An Illinois Appellate Court upheld a pension board's award of a non-duty disability rather than a line-of-duty disability in Hull v. Village of Wheeling Police Pension Fund

A probationary police officer applied for a line-of-duty disability, claiming that a motor vehicle accident while on duty caused disabilities preventing him from returning to work. The pension board conducted a hearing, at which the officer presented evidence in favor of a line-of-duty pension and the village (as intervenor) presented evidence opposing the application, arguing that he was able to work and had, in fact, been employed in various jobs since the accident. The opinions of multiple medical professionals was also presented at the hearing, including evidence that the officer did suffer from depression that prevented him from continuing to work in his police officer position. At the conclusion of the hearing, the pension board voted to grant a non-duty disability pension to the former officer (who had since been terminated by the village), finding that he was disabled but not due to the motor vehicle accident.
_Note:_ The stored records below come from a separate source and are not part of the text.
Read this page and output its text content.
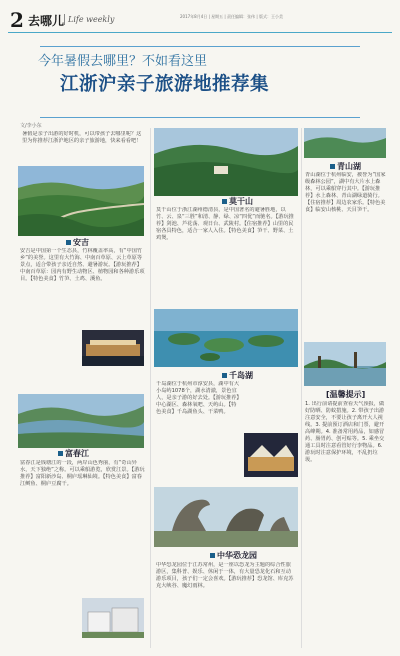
2 去哪儿 Life weekly	2017年8月4日 | 星期五 | 责任编辑：张伟 | 版式：王小美
今年暑假去哪里？不如看这里
江浙沪亲子旅游地推荐集
文/李小东
暑假是亲子出游的好时机，可以带孩子去哪里呢？这里为你推荐江浙沪地区的亲子旅游地，快来看看吧！
安吉
安吉是中国第一个生态县，竹林覆盖率高，有“中国竹乡”的美誉。这里有大竹海、中南百草原、云上草原等景点，适合带孩子亲近自然、避暑游玩。【游玩推荐】中南百草原：园内有野生动物区、植物园和各种游乐项目。【特色美食】竹笋、土鸡、溪鱼。
富春江
富春江是钱塘江的一段，两岸山色秀丽，有“奇山异水，天下独绝”之称。可以乘船游览，欣赏江景。【游玩推荐】富阳新沙岛、桐庐瑶琳仙境。【特色美食】富春江鲥鱼、桐庐豆腐干。
莫干山
莫干山位于浙江湖州德清县，是中国著名的避暑胜地，以竹、云、泉“三胜”和清、静、绿、凉“四优”而驰名。【游玩推荐】剑池、芦花荡、观日台、武陵村。【住宿推荐】山里的民宿各具特色，适合一家人入住。【特色美食】笋干、野菜、土鸡煲。
千岛湖
千岛湖位于杭州市淳安县，湖中有大小岛屿1078个，湖水清澈，景色宜人，是亲子游的好去处。【游玩推荐】中心湖区、森林氧吧、天屿山。【特色美食】千岛湖鱼头、干菜鸭。
中华恐龙园
中华恐龙园位于江苏常州，是一座以恐龙为主题的综合性旅游区，集科普、娱乐、休闲于一体，有大量恐龙化石和互动游乐项目，孩子们一定会喜欢。【游玩推荐】恐龙馆、库克苏克大峡谷、魔幻雨林。
青山湖
青山湖位于杭州临安，被誉为“国家级森林公园”，湖中有大片水上森林，可以乘船穿行其中。【游玩推荐】水上森林、青山湖绿道骑行。【住宿推荐】周边农家乐。【特色美食】临安山核桃、天目笋干。
[温馨提示]
1. 出行前请提前查看天气预报，做好防晒、防蚊措施。2. 带孩子出游注意安全，不要让孩子离开大人视线。3. 提前预订酒店和门票，避开高峰期。4. 准备常用药品，如感冒药、肠胃药、创可贴等。5. 乘坐交通工具时注意看管好行李物品。6. 游玩时注意保护环境，不乱扔垃圾。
The former officer appealed, and both the trial court and the Appellate Court upheld the pension board's decision that he was entitled to a non-duty disability pension, but not a line-of-duty pension. Both courts determined that the pension board relied on the opinions of multiple medical professionals that while his condition was disabling, it was not caused by the motor vehicle accident.